If you encounter the above error while attempting to restore a differential backup, it usually indicates that it’s being applied to a full backup that isn’t the most recent one.

The most common cause we’ve seen is that a third-party program (or a SQL admin) is creating full backups in addition to the ones created by SQL Backup Master. And this means a more recent full backup likely exists somewhere about which SQL Backup Master has no knowledge.

In other words, a full backup was taken in between the full and differential backups being performed by SQL Backup Master. This results in a broken backup chain.

The very latest full backup must be located and restored prior to any differential what was derived from it. The differential cannot be restored to any prior backup (it must be the latest full backup that was created).

Diving deeper

If additional details are required, we recommend querying SQL Server’s backup set records. Doing so can help you identify where breaks in the backup chain may be occurring. Here’s a SQL query to get you started – you may wish to further restrict it by database name, time frame, etc.

SELECT 
msdb.dbo.backupset.database_name,
msdb.dbo.backupset.backup_start_date,
msdb.dbo.backupset.backup_finish_date,
msdb.dbo.backupset.database_backup_lsn,
msdb.dbo.backupset.differential_base_lsn,
CASE msdb..backupset.type
WHEN 'D' THEN 'Full'
WHEN 'L' THEN 'Log'
WHEN 'I' THEN 'Diff'
END AS backup_type,
msdb.dbo.backupset.backup_size,
msdb.dbo.backupmediafamily.physical_device_name
FROM msdb.dbo.backupmediafamily
INNER JOIN msdb.dbo.backupset ON
msdb.dbo.backupmediafamily.media_set_id =
msdb.dbo.backupset.media_set_id
ORDER BY 
msdb.dbo.backupset.database_name,
msdb.dbo.backupset.backup_finish_date


Sample query results shown below demonstrate how to correlate a differential backup to a specific full backup. The magnified portion of the screenshot shows a differential backup with a differential_base_lsn field correlating to the first_lsn field of the full backup that precedes it.

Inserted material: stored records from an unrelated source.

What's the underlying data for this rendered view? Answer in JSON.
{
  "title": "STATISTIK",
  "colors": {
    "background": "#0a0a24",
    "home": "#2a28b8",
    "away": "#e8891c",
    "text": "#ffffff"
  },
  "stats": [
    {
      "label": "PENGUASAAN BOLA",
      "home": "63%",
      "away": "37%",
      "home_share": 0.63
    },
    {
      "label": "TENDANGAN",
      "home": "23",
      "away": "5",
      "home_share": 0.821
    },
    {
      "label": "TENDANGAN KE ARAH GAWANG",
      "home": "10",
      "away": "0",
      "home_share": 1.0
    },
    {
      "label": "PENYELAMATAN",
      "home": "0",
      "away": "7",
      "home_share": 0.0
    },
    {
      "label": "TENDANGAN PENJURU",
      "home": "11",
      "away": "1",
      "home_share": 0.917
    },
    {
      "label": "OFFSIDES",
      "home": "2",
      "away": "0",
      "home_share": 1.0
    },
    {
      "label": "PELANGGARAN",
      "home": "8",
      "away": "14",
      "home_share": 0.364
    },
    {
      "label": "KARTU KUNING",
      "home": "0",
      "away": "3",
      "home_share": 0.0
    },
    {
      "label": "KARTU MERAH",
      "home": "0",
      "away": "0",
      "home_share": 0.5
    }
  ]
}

The data provided by this query should help you to locate backup chain breaks. For additional information on querying this information from SQL Server, please see the link below.

backupset (Transact-SQL) – SQL Server | Microsoft Docs

Recommendations

The long-term solution to this problem is to ensure that only SQL Backup Master is creating SQL Server backups for your databases. Disable all other automated or scheduled SQL Server backup services for those databases, and use the SQL Backup Master GUI to create manual backups if needed.